Unfortunately I don’t have the VM images for other network operating systems using FRR (example: SONiC), so I can’t test what they’re doing. Feedback is (as always) highly appreciated.
Real-Life Impact
There are two scenarios you might want to prevent with GTSM:
- Establishing a BGP session with an intruder after it manages to inject a more specific route toward a valid EBGP peer. All devices I tested would pass this (pretty much hypothetical) scenario with flying colors2
- Preventing denial-of-service TCP SYN attacks. Arista EOS and Cisco Nexus OS would do a much better job than Cumulus Linux because they drop packets with too-low TTL before they reach the TCP code in the Linux kernel. Obviously, once the volume of the DoS traffic exceeds the CPU capacity, your box quickly starts resembling a brick.

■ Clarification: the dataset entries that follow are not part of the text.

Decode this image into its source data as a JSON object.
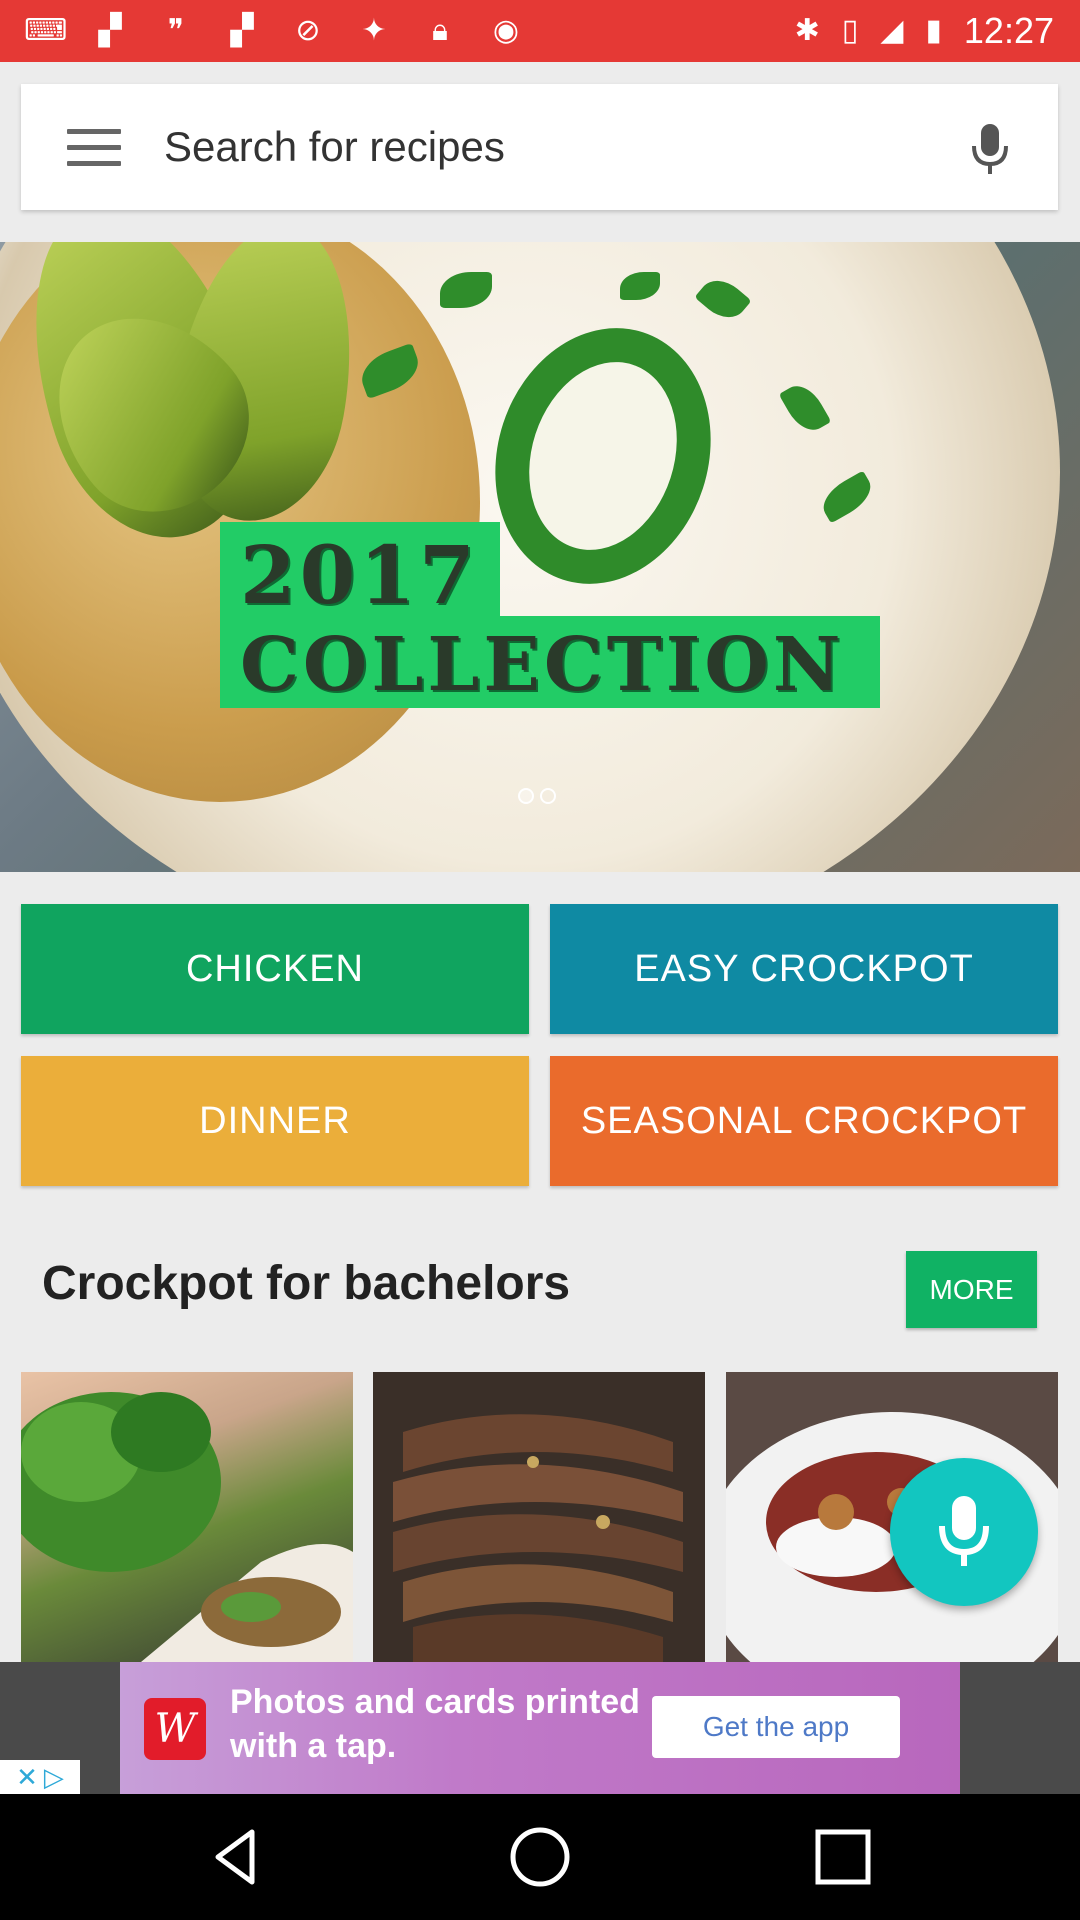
{
  "status_bar": {
    "left_icons": [
      "keyboard-icon",
      "flipboard-icon",
      "hangouts-icon",
      "flipboard-icon",
      "blocked-icon",
      "beats-icon",
      "lock-icon",
      "game-icon"
    ],
    "right_icons": [
      "bluetooth-icon",
      "no-sim-icon",
      "signal-icon",
      "battery-icon"
    ],
    "time": "12:27",
    "color": "#e53935"
  },
  "search": {
    "placeholder": "Search for recipes"
  },
  "hero": {
    "line1": "2017",
    "line2": "COLLECTION",
    "page_count": 2,
    "active_page": 1
  },
  "categories": [
    {
      "label": "CHICKEN",
      "color": "#10a45f"
    },
    {
      "label": "EASY CROCKPOT",
      "color": "#0f8aa3"
    },
    {
      "label": "DINNER",
      "color": "#ebae3a"
    },
    {
      "label": "SEASONAL CROCKPOT",
      "color": "#ea6b2c"
    }
  ],
  "section": {
    "title": "Crockpot for bachelors",
    "more_label": "MORE"
  },
  "ad": {
    "logo": "W",
    "text": "Photos and cards printed with a tap.",
    "cta": "Get the app"
  },
  "colors": {
    "accent_green": "#10b264",
    "fab": "#12c6c0"
  }
}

Hardware ACLs are the only way to go if you want to have a robust high-speed solution. Control-plane protection might be a decent first step, but it might drop good traffic together with the volumetric DoS attack. It’s much better to deploy ACLs checking TCP port numbers and IP TTL on external interfaces, assuming your box has enough hardware resources to do that.
Finally, remember that you cannot apply GTSM to IBGP sessions in most BGP implementations. The only way to protect IBGP routers from external intruders is to deploy ACLs at the network edge or to establish IBGP sessions between IP addresses that are not announced to the outside world. That might be why we sometimes see RFC 1918 address space used for router loopbacks (and BGP router IDs).